Fast algorithms for online construction of web tag clouds

https://doi.org/10.1016/j.engappai.2017.06.023Get rights and content

Highlights

  • Construction of tag clouds for web pages is considered.

  • Tag clouds must be built on volatile and computationally restricted browser platform.

  • Solution involves modeling aesthetics, discrete optimization, software engineering.

  • Tabu search and collections of greedy algorithms are recommended.

Abstract

In this paper tag cloud construction for web exposition is studied. Construction of a tag cloud must simultaneously solve at least three interdisciplinary engineering problems: modeling and controlling graphics aesthetics, solving discrete two-dimensional layout optimization problem, and all these must be done on computationally constrained browser platform. We analyze the design choices in the earlier tag cloud studies and provide a taxonomy of algorithmic approaches to tag cloud building. Then, the design requirements for tag clouds on websites are defined. We propose to quantify tag cloud aesthetics by use of a novel objective function based on the rules of typography. Tag cloud construction is formalized as a combinatorial optimization problem with an irregular objective function. A set of algorithms is proposed and evaluated on a collection of tag sets from popular web pages. The methods that meet constraints of the browser platform are chosen.

Introduction

Running web systems and developing web applications are new branches of industry offering a host of engineering and research challenges. These cover, e.g., classical performance tuning problems (Marszałkowski et al., 2011), novel e-business applications (Lopez-Loces et al., 2016), website layout optimization for good structure and advertisement fit (Marszałkowski and Drozdowski, 2013), content analysis and fast delivery Kudelka et al. (2014), Marszałkowski et al. (2016), techniques for content interpretation and exploitation (Spyrou and Mylonas, 2016).

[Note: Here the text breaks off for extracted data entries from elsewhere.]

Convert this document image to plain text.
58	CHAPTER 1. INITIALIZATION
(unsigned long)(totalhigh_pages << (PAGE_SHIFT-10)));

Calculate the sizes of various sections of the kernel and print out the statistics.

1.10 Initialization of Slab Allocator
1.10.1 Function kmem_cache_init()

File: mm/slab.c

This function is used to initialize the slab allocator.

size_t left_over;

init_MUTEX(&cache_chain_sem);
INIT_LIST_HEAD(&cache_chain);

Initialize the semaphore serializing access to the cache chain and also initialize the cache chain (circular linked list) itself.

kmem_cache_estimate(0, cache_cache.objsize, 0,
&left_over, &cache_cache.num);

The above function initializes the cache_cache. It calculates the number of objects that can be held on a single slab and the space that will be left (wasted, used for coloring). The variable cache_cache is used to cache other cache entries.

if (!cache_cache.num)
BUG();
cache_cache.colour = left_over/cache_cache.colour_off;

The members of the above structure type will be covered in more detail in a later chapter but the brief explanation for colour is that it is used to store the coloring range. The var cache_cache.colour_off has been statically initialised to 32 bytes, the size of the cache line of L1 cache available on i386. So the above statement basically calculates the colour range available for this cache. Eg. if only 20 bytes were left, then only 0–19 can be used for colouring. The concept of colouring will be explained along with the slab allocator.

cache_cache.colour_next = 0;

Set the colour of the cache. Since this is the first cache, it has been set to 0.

In this paper we analyze the problem of constructing visually acceptable tag clouds for web pages. Basically, tags are phrases representing textually some set of objects. Tags can be, e.g., words and phrases summarizing content of a web page or a photograph, labels for best-sellers, keywords in news, social media or scientific publications. Each tag has certain importance which is expressed in relation to other tags. Typically, tag importance is given as a number. A tag cloud is a graphical depicting of the tags projected onto a plane. A key requirement is that tags with high importance should be prominently visible in the tag cloud. Commonly, important tags are simply bigger. An example tag cloud from Flickr website is shown in Fig. 1. There are various forms of tags and tag clouds. For instance, there are hashtags, data clouds, text clouds. A hashtag does not have to be a proper word or a phrase in some language. It can be any sequence of characters. Hashtags originated from tags and tagging popularized by Twitter. Hashtag was even chosen a “Word of the year 2012” by American Dialect Society (2013). Tag clouds can be built from hashtags as well. Data clouds or text clouds are specialized forms of tag clouds visualizing numerical data or word frequencies. For the rest of the paper we will use generic terms of a tag and tag clouds.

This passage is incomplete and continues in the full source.